When he had called her a couple of days later, to apologize, there was a message saying she had relocated to Europe. He felt slightly more guilty when he realized he was relieved.

He didn't want to think about Diana anymore. He definitely didn't want to think about losing Scully. Despite his efforts, she had somehow, unlike Diana, made her way into his heart. Also unlike Diana, she didn't want to be in a relationship with him, other than that of partner, friend, with occasional benefits thrown in, under exceptional circumstances.

Or, at least, she didn't seem to want anything more from him than what they had, though she did get slightly...territorial? on occasion.

He wondered if it was time to talk about the Rules again. He buckled into his seat as the announcement of the plane's landing sounded throughout the cabin. If Scully was the last, the only person he had left in his life, he wanted her to know how he felt, that he could be open to...More.

He wondered if More with Scully meant two kids and a house in the suburbs. He knew it probably meant a dog, though he hoped it could be a proper dog, not like that fuzzy rat thing she had. He felt a pang of guilt at the thought of Queequeg, the alligator hors d'oeuvres. Would she want More? As much as he knew he loved her, was he ready to settle down? Was she? Did he only want her because she had setnherself off-limits? Was he that perverse?

He made his way off the plane and, having no baggage but his guilty thoughts, made his way directly from the terminal, to where taxis waited outside. He got in one and directed it to the hospital.

Sitting back, he thought again of the Rules. There were five.
No date-night activities.
No sleepovers, especially at each other's apartments.
Exceptions may be made under exceptional circumstances.
No mushy stuff.
Exceptions must wait until cases are over to be acted on.

They were rules that had allowed them to indulge themselves, to comfort each other, to give them an outlet when it was all too much, but still put the work first, to keep them working cases together for over three years, without things getting too personal, too emotionally messy. What would change, he wondered, if they agreed to something More?

The car pulled up outside and he got out, making his way slowly inside, where he knew Scully would be expecting him and Jeremiah Smith. Maybe he shouldn't be thinking of asking for More when he had failed her, failed his mother, failed that clone-samantha. Failed their superiors at the FBI too, if the crowded hallway was any indication, not that he particularly cared about that.

She spotted him right away as he made his way down the hallway to his mother's room. He let her fuss over him, taking small comfort in her ministrations.

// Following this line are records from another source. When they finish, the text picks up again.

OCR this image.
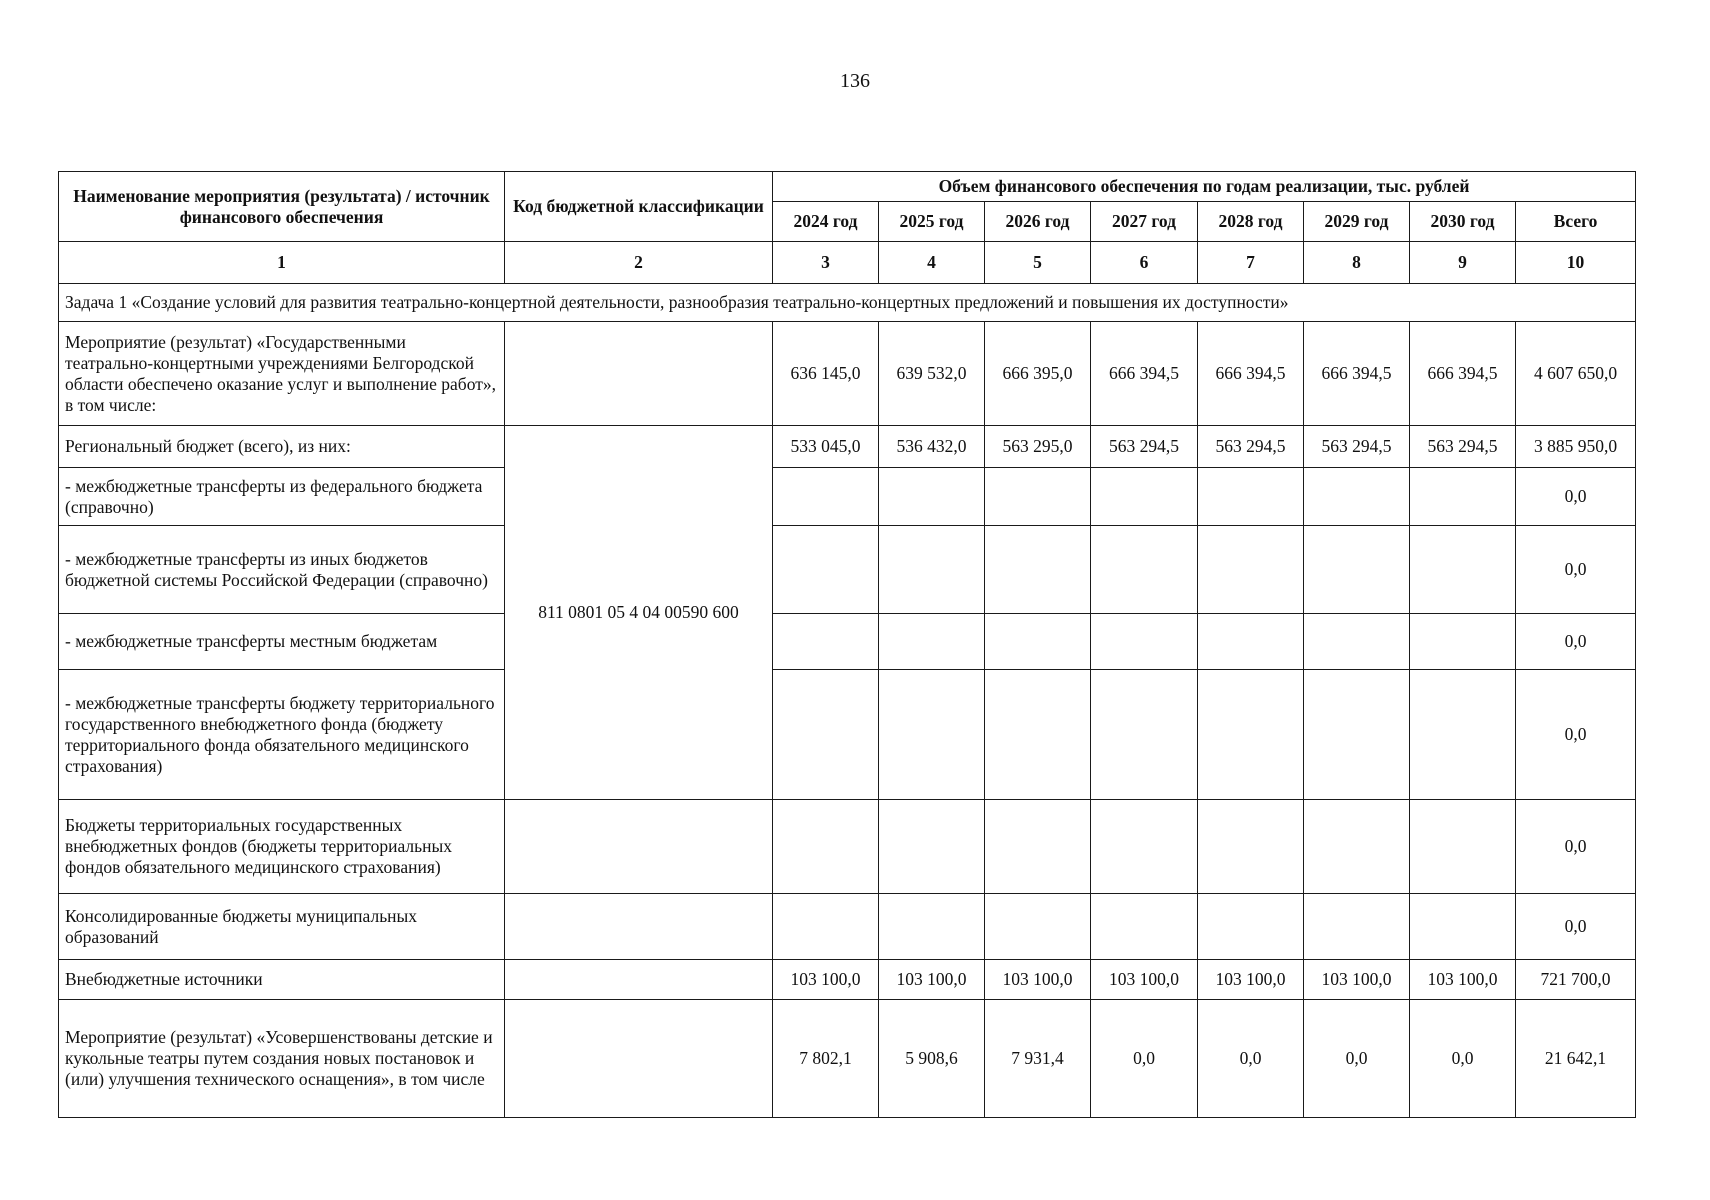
136
Наименование мероприятия (результата) / источник финансового обеспечения	Код бюджетной классификации	Объем финансового обеспечения по годам реализации, тыс. рублей							
		2024 год	2025 год	2026 год	2027 год	2028 год	2029 год	2030 год	Всего
1	2	3	4	5	6	7	8	9	10
Задача 1 «Создание условий для развития театрально-концертной деятельности, разнообразия театрально-концертных предложений и повышения их доступности»									
Мероприятие (результат) «Государственными театрально-концертными учреждениями Белгородской области обеспечено оказание услуг и выполнение работ», в том числе:		636 145,0	639 532,0	666 395,0	666 394,5	666 394,5	666 394,5	666 394,5	4 607 650,0
Региональный бюджет (всего), из них:	811 0801 05 4 04 00590 600	533 045,0	536 432,0	563 295,0	563 294,5	563 294,5	563 294,5	563 294,5	3 885 950,0
- межбюджетные трансферты из федерального бюджета (справочно)									0,0
- межбюджетные трансферты из иных бюджетов бюджетной системы Российской Федерации (справочно)									0,0
- межбюджетные трансферты местным бюджетам									0,0
- межбюджетные трансферты бюджету территориального государственного внебюджетного фонда (бюджету территориального фонда обязательного медицинского страхования)									0,0
Бюджеты территориальных государственных внебюджетных фондов (бюджеты территориальных фондов обязательного медицинского страхования)									0,0
Консолидированные бюджеты муниципальных образований									0,0
Внебюджетные источники		103 100,0	103 100,0	103 100,0	103 100,0	103 100,0	103 100,0	103 100,0	721 700,0
Мероприятие (результат) «Усовершенствованы детские и кукольные театры путем создания новых постановок и (или) улучшения технического оснащения», в том числе		7 802,1	5 908,6	7 931,4	0,0	0,0	0,0	0,0	21 642,1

After flying back to DC, he let her drive him home, and help to guide him upstairs. He wanted to ask her to make an exception and stay the night, even if they only shared the bed with their clothes on, but he didn't get the chance. The elevator doors opened on his hallway, and on the chaos of a crime scene investigation in progress, right in front of his door. Helping him, helping them, had gotten his informant killed, after all.

He was still wracked with the guilt when he stood in the office at the UN, alone, a month later. Scully had offered to help him, when the Gunmen had directed him to the Special Representatives office at the UN, based on the message left in blood on the floor. If talking to them both had gotten his last two informants killed, he didn't think any potential future ally would be forthcoming unless he went alone.

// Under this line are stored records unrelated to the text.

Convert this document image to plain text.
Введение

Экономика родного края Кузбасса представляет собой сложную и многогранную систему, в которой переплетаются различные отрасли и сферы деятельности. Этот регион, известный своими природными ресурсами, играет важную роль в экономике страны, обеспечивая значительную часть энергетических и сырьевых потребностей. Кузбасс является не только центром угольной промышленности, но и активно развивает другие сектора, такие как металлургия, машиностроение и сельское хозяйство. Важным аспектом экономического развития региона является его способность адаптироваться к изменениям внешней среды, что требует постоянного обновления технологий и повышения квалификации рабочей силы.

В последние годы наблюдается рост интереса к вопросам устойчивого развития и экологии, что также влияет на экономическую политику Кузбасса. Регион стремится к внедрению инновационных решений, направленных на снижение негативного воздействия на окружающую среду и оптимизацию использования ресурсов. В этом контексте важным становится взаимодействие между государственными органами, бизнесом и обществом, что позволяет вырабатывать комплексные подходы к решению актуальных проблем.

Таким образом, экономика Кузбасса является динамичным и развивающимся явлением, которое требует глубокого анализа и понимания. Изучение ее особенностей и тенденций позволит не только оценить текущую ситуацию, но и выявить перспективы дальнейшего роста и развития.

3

He hadn't expected to see an attractive woman, nor was he surprised that the strange farm with its silent workers had vanished, leaving no evidence. He felt like giving up, going back to the hospital to see his mother, still comatose, before disappearing, so he didn't get anyone else killed.

Then the pretty blonde lady showed him the photos; told that not everything dies, and he knew he still had work to do.